September 11, 2020

Doing Things.

With the weekend upon us we have nothing in our plans. My scheduled flight for the weekend has been cancelled due to inclement weather in the forecast. We’ll probably watch our weekly Star Trek movie on Sunday night. And on Saturday we’ll go for a ride somewhere.

I like going for rides in the car. I’ve always liked going for rides in the car. But we’ve gone on so many rides this year, mostly because there hasn’t been much else to do with the current COVID-19 situation, I know the northern half of Illinois like the back of my hand.

I’m hesitant to spend too much time in adjacent states, though we do dip into Indiana or Wisconsin once in a while. With such an uneven approach to pandemic precautions across the country, upon entering Chicago we’re reminded that we’re suppose to quarantine for 14 days upon arrival if we’ve been in a “COVID-19 Hot Spot”. Wisconsin, Indiana, and Iowa occasionally make that list and with Big Brother watching us the way it does in 2020, I don’t want our license plate reader showing up on an Indiana camera and then someone wondering why we didn’t quarantine when we got back home.

My husband and I are always extra cautious. We always wear masks, we wipe down everything with sanitary wipes, we have buckets of hand sanitizer in the car, and we don’t eat in restaurants. I’m sure there’s more than one french fry under the seats of our Jeep Cherokee.

I never thought I’d see the day where I’d be bored of going for a ride in the car, and I’m not really bored of the practice, but there’s only so many times one can drive across the prairie on Illinois 47.

Changes.

Even though it’s been 19 years, I still remember the events of 9/11 as if it was yesterday. I remember standing in the video editing room of the advertising agency watching the events unfold on a television monitor. I remember scrambling to get the radio station to full time news coverage. I remember the sinking feeling in my stomach as the buildings came down.

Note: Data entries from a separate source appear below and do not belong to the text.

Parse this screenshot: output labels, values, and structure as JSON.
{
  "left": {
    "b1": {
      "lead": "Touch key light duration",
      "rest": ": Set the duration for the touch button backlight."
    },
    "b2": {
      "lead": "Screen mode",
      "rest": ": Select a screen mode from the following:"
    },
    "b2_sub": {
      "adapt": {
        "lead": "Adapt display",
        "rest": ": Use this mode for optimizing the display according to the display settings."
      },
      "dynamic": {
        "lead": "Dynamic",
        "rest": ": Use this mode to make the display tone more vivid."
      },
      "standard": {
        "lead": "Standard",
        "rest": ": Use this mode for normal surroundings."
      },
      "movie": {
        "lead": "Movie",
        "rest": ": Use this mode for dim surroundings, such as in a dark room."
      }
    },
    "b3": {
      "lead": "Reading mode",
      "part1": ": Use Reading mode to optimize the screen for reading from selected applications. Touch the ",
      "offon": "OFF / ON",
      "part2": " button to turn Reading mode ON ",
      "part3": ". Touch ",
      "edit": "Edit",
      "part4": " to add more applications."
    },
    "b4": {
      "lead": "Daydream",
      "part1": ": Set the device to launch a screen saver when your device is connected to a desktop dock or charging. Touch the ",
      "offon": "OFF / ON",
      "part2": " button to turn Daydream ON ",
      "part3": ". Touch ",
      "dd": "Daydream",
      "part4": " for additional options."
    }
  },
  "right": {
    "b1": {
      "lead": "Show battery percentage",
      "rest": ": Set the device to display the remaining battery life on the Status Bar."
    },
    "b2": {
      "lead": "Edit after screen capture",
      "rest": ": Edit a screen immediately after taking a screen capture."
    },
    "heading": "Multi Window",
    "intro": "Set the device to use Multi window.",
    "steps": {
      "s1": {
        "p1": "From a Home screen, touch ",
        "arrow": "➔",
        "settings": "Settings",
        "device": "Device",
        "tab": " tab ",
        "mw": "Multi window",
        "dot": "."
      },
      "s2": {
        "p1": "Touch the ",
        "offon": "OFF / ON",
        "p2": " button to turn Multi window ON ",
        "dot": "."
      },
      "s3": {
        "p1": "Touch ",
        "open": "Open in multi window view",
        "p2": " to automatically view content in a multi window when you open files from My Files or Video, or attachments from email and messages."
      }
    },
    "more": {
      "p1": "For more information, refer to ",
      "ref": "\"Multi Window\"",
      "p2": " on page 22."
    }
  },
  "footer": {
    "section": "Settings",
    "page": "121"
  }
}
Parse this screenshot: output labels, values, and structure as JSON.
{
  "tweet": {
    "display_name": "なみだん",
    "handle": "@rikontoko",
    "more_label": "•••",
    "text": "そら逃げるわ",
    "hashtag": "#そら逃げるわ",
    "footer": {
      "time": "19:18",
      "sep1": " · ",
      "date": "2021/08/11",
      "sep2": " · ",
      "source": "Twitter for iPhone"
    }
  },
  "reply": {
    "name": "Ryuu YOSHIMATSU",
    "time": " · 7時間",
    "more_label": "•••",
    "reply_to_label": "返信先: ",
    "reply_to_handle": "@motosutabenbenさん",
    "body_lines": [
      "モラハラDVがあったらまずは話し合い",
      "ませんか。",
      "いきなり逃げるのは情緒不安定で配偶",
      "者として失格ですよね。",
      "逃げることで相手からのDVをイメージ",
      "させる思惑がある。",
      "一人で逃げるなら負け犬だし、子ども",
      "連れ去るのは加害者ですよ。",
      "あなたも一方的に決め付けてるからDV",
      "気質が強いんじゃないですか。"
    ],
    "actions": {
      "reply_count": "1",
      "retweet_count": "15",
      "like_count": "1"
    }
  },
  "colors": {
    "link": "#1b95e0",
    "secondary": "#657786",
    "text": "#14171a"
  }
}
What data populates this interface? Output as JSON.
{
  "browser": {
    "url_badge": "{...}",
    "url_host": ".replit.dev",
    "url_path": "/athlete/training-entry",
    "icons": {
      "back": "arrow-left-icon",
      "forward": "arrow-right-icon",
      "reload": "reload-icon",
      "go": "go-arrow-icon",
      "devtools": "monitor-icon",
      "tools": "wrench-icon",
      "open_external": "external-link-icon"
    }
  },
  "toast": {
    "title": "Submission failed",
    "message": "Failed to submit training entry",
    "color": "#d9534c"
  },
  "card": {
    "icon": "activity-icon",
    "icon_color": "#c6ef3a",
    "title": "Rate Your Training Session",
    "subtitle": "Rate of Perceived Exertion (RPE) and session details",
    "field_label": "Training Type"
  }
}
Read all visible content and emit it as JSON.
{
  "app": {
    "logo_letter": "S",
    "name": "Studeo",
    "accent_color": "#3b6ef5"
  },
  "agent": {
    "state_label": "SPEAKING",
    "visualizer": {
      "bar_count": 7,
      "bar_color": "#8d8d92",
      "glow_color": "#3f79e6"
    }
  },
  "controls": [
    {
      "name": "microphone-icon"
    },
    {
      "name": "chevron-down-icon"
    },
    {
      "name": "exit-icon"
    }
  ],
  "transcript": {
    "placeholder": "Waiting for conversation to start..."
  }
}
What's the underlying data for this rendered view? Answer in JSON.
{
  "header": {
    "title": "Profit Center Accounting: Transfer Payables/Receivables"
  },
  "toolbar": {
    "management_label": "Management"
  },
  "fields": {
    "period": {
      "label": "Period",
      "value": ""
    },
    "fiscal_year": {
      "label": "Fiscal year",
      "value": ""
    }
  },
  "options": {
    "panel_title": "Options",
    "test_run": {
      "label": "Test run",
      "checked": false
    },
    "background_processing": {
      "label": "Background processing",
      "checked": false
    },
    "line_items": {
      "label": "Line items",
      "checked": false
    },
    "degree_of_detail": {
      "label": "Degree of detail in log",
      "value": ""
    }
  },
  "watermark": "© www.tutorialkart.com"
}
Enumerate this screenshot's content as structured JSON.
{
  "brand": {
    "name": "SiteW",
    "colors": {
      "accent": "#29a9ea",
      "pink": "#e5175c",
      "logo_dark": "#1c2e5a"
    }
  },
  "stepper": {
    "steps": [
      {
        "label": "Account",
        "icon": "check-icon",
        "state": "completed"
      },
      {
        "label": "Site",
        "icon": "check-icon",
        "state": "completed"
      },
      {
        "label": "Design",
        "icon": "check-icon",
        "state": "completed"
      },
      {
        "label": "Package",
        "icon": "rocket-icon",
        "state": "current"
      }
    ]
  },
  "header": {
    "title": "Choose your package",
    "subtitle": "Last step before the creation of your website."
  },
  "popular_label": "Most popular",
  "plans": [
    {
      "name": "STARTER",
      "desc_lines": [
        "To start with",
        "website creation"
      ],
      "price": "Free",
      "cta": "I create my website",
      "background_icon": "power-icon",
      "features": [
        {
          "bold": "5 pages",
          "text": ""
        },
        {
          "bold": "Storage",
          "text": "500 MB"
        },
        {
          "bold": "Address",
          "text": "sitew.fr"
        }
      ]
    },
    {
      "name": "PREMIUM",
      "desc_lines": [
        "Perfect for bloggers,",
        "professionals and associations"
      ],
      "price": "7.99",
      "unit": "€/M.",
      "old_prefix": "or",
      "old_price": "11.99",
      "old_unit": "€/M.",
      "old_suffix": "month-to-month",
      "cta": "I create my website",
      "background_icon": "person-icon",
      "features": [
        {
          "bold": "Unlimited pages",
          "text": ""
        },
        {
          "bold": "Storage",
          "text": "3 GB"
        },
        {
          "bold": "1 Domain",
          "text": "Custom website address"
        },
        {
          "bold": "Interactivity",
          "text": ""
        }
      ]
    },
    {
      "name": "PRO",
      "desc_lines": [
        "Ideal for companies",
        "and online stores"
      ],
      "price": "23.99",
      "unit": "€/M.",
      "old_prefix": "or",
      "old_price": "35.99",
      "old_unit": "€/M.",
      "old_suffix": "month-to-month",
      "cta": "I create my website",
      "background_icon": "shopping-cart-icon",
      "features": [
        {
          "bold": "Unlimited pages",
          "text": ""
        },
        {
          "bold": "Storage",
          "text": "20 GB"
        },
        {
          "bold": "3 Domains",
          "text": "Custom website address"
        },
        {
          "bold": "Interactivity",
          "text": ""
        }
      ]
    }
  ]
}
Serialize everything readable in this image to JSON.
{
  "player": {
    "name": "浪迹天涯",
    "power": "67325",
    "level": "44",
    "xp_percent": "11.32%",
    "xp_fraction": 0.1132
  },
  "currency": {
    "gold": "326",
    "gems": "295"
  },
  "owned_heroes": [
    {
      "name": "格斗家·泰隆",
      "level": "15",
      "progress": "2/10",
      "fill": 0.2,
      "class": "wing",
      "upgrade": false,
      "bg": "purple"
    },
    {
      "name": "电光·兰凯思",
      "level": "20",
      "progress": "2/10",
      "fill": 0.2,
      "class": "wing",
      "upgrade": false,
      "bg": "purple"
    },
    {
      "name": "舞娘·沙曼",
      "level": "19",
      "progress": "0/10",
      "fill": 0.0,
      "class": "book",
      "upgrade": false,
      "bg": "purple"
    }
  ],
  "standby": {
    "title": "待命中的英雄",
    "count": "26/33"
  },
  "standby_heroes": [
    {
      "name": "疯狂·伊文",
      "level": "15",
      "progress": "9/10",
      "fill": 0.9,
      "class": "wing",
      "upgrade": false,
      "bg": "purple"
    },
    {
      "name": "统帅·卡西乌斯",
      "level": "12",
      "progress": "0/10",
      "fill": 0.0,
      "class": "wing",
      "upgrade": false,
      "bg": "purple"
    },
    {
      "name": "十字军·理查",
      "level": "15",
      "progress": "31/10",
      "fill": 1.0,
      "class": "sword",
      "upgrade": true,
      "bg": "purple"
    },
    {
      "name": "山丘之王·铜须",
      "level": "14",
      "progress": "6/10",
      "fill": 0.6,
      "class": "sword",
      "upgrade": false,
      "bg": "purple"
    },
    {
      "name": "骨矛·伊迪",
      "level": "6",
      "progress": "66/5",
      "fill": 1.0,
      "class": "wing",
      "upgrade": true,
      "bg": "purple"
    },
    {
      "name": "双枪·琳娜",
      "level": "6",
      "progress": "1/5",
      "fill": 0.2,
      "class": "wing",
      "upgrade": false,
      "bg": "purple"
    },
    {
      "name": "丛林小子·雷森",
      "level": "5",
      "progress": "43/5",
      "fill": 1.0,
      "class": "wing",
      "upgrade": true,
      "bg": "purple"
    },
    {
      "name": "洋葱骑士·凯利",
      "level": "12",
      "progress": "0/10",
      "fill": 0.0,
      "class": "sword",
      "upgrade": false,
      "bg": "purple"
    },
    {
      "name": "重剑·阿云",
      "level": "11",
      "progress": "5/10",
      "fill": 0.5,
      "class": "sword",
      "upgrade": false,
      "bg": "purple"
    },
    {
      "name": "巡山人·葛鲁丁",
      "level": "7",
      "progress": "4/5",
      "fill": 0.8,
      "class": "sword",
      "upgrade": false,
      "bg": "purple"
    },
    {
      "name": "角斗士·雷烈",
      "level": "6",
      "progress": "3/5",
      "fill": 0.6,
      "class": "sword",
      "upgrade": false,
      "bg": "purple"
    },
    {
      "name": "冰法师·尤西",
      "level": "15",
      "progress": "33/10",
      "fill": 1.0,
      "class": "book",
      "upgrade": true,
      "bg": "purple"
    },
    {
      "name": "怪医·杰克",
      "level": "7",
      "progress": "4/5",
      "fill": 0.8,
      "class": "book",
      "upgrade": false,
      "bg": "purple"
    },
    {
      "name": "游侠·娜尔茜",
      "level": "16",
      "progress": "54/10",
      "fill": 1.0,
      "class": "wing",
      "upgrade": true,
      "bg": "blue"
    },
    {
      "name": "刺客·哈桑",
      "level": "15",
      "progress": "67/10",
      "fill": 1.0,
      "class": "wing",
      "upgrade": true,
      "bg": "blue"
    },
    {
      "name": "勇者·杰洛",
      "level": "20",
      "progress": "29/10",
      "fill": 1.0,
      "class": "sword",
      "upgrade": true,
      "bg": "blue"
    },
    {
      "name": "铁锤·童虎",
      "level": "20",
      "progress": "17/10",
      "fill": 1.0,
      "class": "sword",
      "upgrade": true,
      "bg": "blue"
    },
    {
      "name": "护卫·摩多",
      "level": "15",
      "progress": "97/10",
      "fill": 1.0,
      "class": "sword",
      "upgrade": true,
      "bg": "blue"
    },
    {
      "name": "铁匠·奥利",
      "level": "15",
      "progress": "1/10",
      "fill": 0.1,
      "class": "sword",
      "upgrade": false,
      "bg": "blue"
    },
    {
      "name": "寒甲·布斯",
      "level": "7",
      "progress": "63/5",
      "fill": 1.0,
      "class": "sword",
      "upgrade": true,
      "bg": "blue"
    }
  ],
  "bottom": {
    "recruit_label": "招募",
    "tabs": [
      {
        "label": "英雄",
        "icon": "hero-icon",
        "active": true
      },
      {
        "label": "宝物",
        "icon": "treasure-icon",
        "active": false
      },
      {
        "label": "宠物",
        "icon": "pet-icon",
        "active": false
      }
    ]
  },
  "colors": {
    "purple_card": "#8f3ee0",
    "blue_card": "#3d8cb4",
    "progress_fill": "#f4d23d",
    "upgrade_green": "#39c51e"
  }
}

Most of all, I remember thinking, life will never be the same again.

Those thoughts have been proven to be true. It’s felt the country has been completely off the rails since the terrorist attacks of 9/11 and the results of those attacks have snowballed into a country that is barely recognizable 19 years later.

Much has changed since 2001. Some of it good, too much of it bad. There is now an entire generation that has never known a United States that wasn’t at war.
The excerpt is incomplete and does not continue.